Following its assessment, the Insurer admitted the Complainant’s income protection claim
from 2 May 2015 and the claim has remained in payment since.
The Complainant says the Provider wrote to her on 20 May 2015 to query if she had applied
for or been granted ill-health early retirement, and in her letter of complaint to the Provider,
she submits that:
“I was only a few months in receipt of [Income] Protection Benefit when the Provider]
at the behest of [the Insurer] wrote asking me if I was considered Ill Health
Retirement. This was inappropriate and an unfair imposition on me as I was
struggling to overcome life-changing events and needed time to process and accept
what had happened while at the same time, trying to recover medically and
physically.
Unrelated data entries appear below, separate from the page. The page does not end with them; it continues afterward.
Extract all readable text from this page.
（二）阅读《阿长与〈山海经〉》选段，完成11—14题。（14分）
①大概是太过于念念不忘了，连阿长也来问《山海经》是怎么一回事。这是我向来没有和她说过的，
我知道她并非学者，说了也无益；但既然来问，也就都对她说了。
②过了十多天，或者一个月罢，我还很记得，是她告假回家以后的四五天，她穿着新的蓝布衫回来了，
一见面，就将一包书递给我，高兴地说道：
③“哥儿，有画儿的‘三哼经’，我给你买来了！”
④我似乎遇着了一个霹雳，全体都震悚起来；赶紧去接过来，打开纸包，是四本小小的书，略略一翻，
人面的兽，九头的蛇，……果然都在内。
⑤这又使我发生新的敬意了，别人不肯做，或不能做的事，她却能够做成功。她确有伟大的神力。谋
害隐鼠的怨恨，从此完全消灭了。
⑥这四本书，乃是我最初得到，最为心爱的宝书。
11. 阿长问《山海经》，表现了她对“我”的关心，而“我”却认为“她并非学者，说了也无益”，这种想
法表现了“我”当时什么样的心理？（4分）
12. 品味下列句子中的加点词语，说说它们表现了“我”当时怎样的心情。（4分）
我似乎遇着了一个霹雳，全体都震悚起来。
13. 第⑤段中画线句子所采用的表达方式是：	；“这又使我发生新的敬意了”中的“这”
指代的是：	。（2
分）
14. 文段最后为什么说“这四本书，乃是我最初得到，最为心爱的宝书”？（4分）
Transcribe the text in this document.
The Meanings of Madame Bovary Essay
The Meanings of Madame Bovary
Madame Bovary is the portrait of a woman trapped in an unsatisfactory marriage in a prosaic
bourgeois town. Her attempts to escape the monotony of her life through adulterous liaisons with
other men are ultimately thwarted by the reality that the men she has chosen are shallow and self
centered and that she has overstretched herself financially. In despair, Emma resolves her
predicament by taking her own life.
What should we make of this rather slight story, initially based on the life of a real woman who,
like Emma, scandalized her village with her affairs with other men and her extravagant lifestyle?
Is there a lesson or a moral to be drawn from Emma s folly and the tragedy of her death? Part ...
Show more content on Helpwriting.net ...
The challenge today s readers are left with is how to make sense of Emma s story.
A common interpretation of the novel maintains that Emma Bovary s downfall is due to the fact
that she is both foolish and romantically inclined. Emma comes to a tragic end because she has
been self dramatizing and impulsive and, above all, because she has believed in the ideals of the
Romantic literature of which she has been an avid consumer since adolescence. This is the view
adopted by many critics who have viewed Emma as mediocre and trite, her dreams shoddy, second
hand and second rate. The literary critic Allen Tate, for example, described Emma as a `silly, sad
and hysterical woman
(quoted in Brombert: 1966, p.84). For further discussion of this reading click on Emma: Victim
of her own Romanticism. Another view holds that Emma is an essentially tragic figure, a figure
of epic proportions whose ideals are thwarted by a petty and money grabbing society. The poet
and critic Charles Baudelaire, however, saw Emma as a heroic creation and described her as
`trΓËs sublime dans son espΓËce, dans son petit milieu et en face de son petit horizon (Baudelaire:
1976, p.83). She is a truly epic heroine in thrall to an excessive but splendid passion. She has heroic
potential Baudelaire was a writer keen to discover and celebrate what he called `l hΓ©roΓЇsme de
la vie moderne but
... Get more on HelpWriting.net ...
I certainly did not need [the Provider]…niggling and troubling me with a
possibility that I was not yet ready to countenance and could have plunged me into
the depths of despair”.
In her letter to this Office dated 18 November 2020, the Complainant submits that the
Insurer asking her about ill-health retirement was “…a ploy to direct clients to consider or
apply for Ill Health Retirement which would accordingly reduce [the Insurer’s] pay out”.
The Complainant says her employer granted her early retirement, on ill-health grounds from
16 March 2016.
The Complainant says she attended a retirement planning seminar in February 2016, where
she first learned that given her medical diagnosis, she may also be eligible to claim a once-
off specified illness benefit lump sum of 25% of her annual salary, under the G roup Salary
Protection Scheme and in her letter of complaint to the Provider, she submits that:
“I was not advised of [Specified] Illness Benefit when I made my request for salary
protection benefit by phone [to the Provider] on 20/2/2015”.
In that regard, the Complainant says that the Provider failed to properly advise her of her
entitlements under the Scheme, during her telephone call to it on 20 February 2015.